Steve Jobs didn’t merely build technology. He built a whole new human interface with the world. He and his co-founders laid the framework for applying technology in new and different ways to elevate the human experience.
Did Jobs’ vision make sense to everyone? NO! He was even ousted for a time as CEO of his own company. Yet when the momentum that had been driven by his vision flickered, he was brought back.
I don’t have illusions of being mentioned in the same breath as a Steve Jobs. But I have been coupled with very capable business leaders who may never make a front page headline or the 6:00 news. That is reality.
For every business titan who makes news, there are thousands of other business managers and leaders who make a substantial difference right where they are. You can be one of those too.

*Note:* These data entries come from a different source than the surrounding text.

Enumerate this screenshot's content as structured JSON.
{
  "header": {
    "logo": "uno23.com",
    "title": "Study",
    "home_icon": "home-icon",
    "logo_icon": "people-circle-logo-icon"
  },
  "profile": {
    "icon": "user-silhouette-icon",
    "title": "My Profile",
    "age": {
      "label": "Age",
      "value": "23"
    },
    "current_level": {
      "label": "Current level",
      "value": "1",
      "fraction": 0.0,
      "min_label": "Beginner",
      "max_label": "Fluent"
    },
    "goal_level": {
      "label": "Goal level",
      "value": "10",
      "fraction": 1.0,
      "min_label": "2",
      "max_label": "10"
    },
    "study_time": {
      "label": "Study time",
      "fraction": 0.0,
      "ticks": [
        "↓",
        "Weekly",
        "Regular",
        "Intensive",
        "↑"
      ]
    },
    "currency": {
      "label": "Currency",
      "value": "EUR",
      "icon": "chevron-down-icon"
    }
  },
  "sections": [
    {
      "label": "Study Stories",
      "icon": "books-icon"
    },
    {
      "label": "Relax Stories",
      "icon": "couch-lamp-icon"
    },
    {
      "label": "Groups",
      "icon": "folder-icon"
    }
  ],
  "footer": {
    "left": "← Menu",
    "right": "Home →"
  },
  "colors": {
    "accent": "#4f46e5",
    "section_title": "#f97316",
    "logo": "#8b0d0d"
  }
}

You can have a vision for your team, your unit, or your small business. You can be the visionary that grabs hold of a new idea and brings it to life.
Visionary people face the same problems everyone else faces; but rather than get paralyzed by their problems, visionaries immediately commit themselves to finding a solution – Bill Hybels
Being a visionary requires a few special attributes though. Here are the ones I’ve seen at work:
Visionaries seldom get side-tracked by details. Their minds maintain an uncluttered look at the world around them. Once a vision emerges, the visionary is able to communicate the vision to his/her team. Those discussions frequently begin with “What if..?”

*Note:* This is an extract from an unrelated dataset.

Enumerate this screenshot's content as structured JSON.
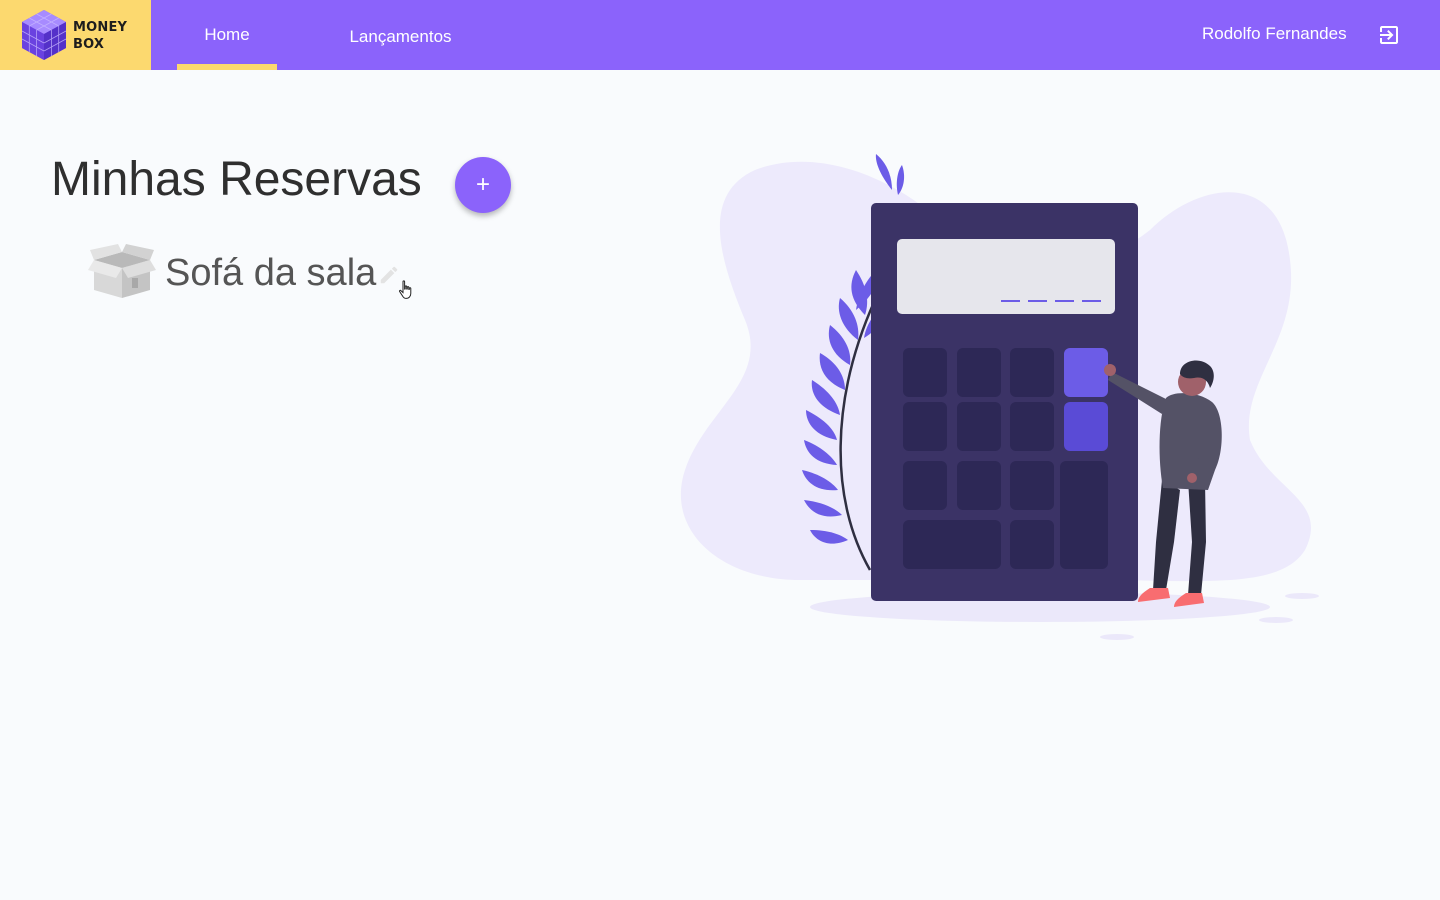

Ability to Master Complex Thought
New visions are not always simple ideas. The bigger the vision, the more complex the details seem. The visionary sees the whole picture with great detail. Like an champion athlete who finds themselves in a “zone”, the visionary can be thinking about one aspect of their idea and quickly turn to another aspect without losing their place or confusing the details.
I’ve known visionaries who describe their idea as a large landscape canvas in their mind. All the details are carefully mapped out, each properly aligned with the other critical elements, moving in a perfect harmony. When a colleague asks about a detail, the visionary simply moves to that place on the picture and describes the view right there.
Once an idea takes hold, the visionary becomes determined to see it through. Failure along the way is merely seen as the process of eliminating solutions that are not the right answer.